In January, Father Stephen Privett shocked many at the 7,600-student private Jesuit university by changing the leadership at the institute program and proposing a stronger relationship between the institute and the university´s Catholic studies department.

Father Privett fired its longtime director and associate director, and appointed his own choice to lead the program, which has long drawn acclaim for its Great Books program.

His decision drew swift outcry from some members of the institute´s faculty who teach full time at the university. Six have said they will resign their classes at the institute if the decision is not overturned. Supporters also have appealed to the Vatican to intervene.

In a letter, the professors said the institute had remained “faithful to the vision of its founding Jesuit priests,” but said they have watched as “certain individuals” have tried to undermine its integrity. “Representative of that liberality which can abide all things but orthodoxy, they have employed every means available to discredit the program and its personnel and to deny it resources,” they wrote, noting that the termination of their bosses signaled that administrators planned “to alter fundamentally the character of the institute.”

Father Privett is known for his commitment to social justice and as a liberal activist. He defended his changes at the institute in a letter to alumni as necessary to consolidate programs for “the strategic concentration of our limited resources.”

Responding in a question-and-answer format to alumni concerns, Father Previtt added, “Let me put it bluntly. I don´t see any basis for questioning this Jesuit community´s loyalty to the Catholic Church.” The responses are available at www.friendsofsii.com on the Internet.

About 150 of the school´s 2,200 liberal arts students take classes at the institute. USF Provost James Wiser said Father Privett based his decisions on academic, financial and student access issues related to the institute. He said he is concerned by the criticism and notes that much of the response to the president´s decision has been negative.

Some observers, however, claim Father Privett´s decision caps a long-simmering feud between different factions of the Jesuits at the university, which was founded in 1855. Opponents of his changes say they fly in the face of the Vatican´s call for Catholic universities to return to their traditional teachings and mission. They also call his decision an affront to true diversity and a usurpation of academic freedom.
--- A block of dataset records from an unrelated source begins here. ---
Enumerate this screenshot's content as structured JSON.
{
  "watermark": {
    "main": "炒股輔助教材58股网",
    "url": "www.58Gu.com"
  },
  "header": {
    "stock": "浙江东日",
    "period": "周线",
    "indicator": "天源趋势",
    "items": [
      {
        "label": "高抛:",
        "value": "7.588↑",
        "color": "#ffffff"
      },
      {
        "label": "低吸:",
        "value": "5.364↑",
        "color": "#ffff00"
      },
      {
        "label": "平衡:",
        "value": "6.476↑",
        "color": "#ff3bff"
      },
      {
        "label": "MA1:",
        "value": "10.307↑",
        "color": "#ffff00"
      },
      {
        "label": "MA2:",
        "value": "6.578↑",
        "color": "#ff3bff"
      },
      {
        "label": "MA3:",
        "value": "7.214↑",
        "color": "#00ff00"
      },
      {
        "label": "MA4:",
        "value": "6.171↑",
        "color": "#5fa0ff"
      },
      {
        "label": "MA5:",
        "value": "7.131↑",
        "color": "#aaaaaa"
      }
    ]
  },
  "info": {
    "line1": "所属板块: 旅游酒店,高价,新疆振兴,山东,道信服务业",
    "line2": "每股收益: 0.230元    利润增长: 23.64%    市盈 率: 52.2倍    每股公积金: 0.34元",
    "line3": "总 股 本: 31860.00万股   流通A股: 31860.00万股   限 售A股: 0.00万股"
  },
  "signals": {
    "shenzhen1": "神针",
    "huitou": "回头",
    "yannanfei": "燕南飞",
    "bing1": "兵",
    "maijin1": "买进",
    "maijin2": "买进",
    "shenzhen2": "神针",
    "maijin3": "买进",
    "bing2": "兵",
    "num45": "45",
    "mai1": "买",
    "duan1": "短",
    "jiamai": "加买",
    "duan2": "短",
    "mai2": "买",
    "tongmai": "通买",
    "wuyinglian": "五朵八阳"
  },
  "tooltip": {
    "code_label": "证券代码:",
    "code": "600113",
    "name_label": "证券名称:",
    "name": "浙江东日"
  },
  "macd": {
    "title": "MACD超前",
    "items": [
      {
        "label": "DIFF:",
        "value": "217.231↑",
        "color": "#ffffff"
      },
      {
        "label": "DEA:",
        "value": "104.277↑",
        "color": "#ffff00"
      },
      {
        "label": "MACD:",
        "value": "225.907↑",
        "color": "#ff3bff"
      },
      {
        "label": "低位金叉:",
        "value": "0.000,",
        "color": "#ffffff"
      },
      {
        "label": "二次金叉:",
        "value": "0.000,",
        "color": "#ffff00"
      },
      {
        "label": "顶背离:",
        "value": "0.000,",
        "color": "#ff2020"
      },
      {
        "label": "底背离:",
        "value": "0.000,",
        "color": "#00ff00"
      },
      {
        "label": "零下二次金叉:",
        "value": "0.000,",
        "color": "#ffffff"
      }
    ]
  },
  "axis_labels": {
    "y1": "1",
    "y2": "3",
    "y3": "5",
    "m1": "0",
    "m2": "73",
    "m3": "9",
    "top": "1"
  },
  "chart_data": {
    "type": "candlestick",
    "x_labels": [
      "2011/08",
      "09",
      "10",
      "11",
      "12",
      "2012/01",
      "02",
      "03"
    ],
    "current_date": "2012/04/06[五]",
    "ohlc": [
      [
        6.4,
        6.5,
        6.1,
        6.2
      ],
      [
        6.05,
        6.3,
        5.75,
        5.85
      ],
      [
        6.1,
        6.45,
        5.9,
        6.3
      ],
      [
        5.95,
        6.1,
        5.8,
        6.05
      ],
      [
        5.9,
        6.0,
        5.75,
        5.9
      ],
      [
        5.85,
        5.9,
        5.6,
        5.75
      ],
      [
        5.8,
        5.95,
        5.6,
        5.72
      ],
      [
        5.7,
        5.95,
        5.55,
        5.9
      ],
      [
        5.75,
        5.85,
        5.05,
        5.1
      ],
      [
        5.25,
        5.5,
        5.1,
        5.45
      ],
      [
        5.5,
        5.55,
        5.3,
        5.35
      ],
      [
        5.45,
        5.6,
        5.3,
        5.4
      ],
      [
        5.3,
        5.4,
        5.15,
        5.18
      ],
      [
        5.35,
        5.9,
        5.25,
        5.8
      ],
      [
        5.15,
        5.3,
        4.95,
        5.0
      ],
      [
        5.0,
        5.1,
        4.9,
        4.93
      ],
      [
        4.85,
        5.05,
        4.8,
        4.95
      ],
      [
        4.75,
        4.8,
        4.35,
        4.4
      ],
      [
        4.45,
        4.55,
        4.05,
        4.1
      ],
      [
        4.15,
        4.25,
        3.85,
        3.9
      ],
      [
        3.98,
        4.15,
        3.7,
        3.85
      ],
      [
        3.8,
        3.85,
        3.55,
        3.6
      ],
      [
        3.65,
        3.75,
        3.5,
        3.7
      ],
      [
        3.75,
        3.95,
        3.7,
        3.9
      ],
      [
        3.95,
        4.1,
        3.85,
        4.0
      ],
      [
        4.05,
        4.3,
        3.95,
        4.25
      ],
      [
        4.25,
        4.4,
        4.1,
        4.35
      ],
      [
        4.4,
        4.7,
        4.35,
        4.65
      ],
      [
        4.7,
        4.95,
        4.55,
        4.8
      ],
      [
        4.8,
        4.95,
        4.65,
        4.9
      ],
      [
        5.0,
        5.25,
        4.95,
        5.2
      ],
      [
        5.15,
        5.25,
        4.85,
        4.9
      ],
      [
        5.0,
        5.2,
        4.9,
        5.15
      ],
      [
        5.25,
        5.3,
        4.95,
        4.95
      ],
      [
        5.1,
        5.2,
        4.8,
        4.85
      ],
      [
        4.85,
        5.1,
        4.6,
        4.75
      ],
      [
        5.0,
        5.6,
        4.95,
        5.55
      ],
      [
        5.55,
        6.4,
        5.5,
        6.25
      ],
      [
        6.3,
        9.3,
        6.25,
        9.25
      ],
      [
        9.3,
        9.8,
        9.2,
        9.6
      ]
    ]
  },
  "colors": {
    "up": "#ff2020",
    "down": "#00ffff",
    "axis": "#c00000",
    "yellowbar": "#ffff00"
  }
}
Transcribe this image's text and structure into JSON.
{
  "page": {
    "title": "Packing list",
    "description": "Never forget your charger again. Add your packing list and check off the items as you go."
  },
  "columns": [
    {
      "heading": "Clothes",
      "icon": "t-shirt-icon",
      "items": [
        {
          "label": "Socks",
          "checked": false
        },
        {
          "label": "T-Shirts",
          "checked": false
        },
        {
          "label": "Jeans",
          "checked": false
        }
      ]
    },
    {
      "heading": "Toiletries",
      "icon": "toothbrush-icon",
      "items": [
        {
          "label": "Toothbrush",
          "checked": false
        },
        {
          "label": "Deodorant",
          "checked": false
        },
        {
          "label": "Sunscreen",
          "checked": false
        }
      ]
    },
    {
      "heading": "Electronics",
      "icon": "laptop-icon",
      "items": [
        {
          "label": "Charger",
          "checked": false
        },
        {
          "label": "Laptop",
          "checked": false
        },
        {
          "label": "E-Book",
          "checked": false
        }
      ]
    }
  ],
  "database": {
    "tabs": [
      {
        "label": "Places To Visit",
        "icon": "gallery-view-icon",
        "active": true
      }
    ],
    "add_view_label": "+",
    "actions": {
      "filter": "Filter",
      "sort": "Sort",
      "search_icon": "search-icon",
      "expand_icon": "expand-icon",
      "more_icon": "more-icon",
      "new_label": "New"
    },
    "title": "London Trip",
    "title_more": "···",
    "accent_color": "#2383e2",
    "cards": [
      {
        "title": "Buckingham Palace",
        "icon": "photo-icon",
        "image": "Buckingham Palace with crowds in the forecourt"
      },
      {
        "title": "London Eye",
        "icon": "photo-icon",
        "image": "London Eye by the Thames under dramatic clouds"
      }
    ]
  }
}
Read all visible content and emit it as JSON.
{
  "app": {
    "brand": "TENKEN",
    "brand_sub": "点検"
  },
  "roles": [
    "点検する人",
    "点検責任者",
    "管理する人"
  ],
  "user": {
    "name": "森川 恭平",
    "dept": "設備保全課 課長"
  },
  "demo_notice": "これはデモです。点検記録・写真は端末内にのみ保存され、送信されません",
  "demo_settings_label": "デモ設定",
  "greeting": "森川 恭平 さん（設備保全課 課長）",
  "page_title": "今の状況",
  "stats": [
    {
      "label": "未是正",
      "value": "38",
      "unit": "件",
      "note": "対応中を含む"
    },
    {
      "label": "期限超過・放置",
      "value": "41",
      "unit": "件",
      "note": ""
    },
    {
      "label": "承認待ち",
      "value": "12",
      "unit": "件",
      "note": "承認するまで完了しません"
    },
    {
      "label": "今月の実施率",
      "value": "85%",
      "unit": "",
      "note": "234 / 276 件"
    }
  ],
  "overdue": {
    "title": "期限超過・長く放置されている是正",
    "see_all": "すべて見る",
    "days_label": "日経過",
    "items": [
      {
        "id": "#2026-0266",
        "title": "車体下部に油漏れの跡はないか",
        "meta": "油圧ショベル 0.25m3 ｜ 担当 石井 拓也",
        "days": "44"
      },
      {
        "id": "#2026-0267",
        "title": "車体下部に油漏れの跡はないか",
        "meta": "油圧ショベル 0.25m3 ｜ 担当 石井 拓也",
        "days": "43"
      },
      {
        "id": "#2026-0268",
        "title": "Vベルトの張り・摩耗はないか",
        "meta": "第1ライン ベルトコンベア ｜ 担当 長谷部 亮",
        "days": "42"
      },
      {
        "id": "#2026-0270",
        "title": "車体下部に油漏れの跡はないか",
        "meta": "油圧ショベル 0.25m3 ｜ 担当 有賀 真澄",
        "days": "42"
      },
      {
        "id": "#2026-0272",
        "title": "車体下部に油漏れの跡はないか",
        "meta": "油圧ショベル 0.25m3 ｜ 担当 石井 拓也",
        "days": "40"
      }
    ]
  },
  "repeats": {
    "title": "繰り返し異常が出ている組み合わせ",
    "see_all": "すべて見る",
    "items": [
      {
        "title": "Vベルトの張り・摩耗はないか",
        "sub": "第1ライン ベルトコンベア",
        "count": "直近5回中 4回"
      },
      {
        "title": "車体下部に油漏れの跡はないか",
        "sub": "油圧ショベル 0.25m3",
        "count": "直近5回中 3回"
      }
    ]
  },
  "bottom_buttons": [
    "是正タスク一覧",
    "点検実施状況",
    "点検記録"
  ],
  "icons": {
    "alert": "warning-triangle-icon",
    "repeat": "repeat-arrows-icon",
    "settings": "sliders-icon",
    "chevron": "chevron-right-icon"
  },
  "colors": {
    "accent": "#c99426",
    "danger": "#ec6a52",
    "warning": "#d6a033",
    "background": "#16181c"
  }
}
Winfield Myers of the Intercollegiate Studies Institute in Wilmington, Delaware, called it “a blow against curricular integrity, intellectual honesty and tradition.” He added: “It´s a slap in the face of [John Paul II´s apostolic constitution] Ex Corde Ecclesiae since the St. Ignatius Institute´s role in a Jesuit university was to support the mission of the Church in higher education.”

A group of outraged alumni of the institute have campaigned vigorously against the president´s changes, organizing a letter-writing campaign to the school´s 40-member board of trustees who were expected to meet today for one of four yearly meetings.

Last Sunday, a group of prominent thinkers and scholars, including papal biographer George Weigel, First Things editor Father Richard John Neuhaus and former U.S. Education Secretary William Bennett, signed a letter that appeared as a full-page ad in the San Francisco Chronicle.

“As part of a liberal education, even secular schools ought to expose their students to religious views,” the letter said. “But when even a nominally Catholic institution like USF refuses to allow one small center of traditional Catholic learning to exist in the form it has for 25 years, we believe it truly is an educational crisis.”